Jasmin Mantoufeh – Chamberlains: Medicinal Cannabis: An Australian Workplace Law Perspective

Author: Jasmin Mantoufeh

Jasmin Mantoufeh


Recent regulatory reforms, including the Narcotic Drugs Amendment Act 2016 (Cth), have ensured that the cultivation, production, and distribution of medicinal cannabis is lawful nationwide subject to certain conditions and exceptions. Although medicinal cannabis is a legitimate prescription medication, there remains significant legal ambiguity for users, particularly surrounding its use in the workplace. 

Evolving Workplace Legislation

In Australia, the legislation and common law surrounding the use of medicinal cannabis remains limited.

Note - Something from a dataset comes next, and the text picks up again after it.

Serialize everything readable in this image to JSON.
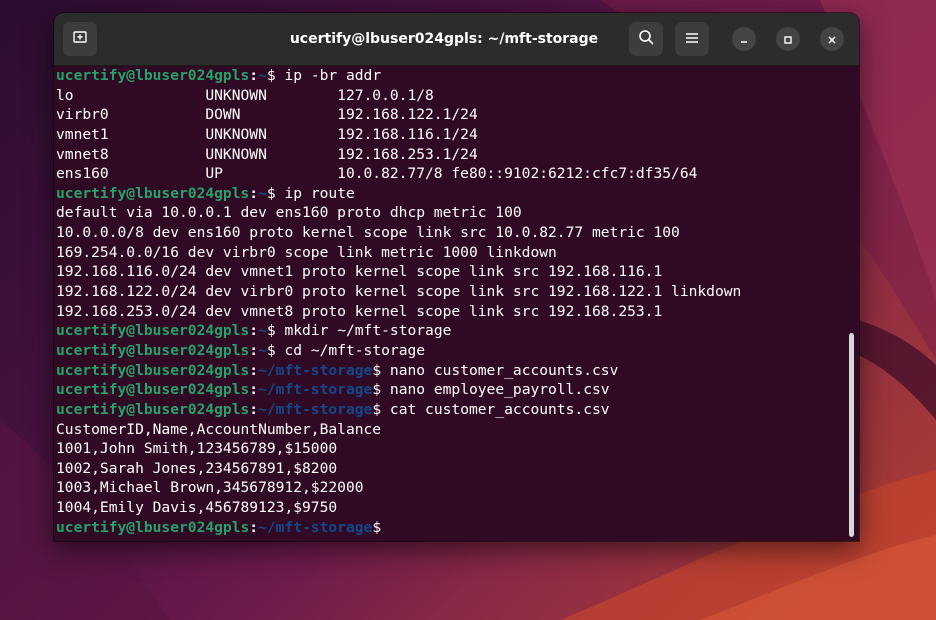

Despite the slow start, the case law that governs the use of medical cannabis in the workplace has considerably evolved however, there have been no amendments made to workplace legislation that address: 

  1. the circumstances in which medicinal cannabis is not a prohibited or illicit substance i.e. prescription versus illegal possession;
  2. workplace process and procedure for notification, investigation, consultation and resolutions concerning employees prescribed medicinal cannabis; 
  3. employer and employee obligations with respect to submitting to drug and alcohol tests, consenting to release of medical records and attending independent medical assessments;
  4. guidelines for assessing fitness for work, modified duties and workplace testing; 
  5. risk assessment guidelines; and 
  6. implementing policies that are fair, transparent and respectful.


It is also important to note that in Australia, the legislation that governs medical cannabis and the workplace can vary state-to-state. For example, in Queensland medical cannabis does not feature on their Pharmaceutical Benefits Scheme, whilst in NSW, employees are able to be reimbursed for medical marijuana as a medical expense in workers compensation claims provided that it is reasonably necessary to treat the workplace injury.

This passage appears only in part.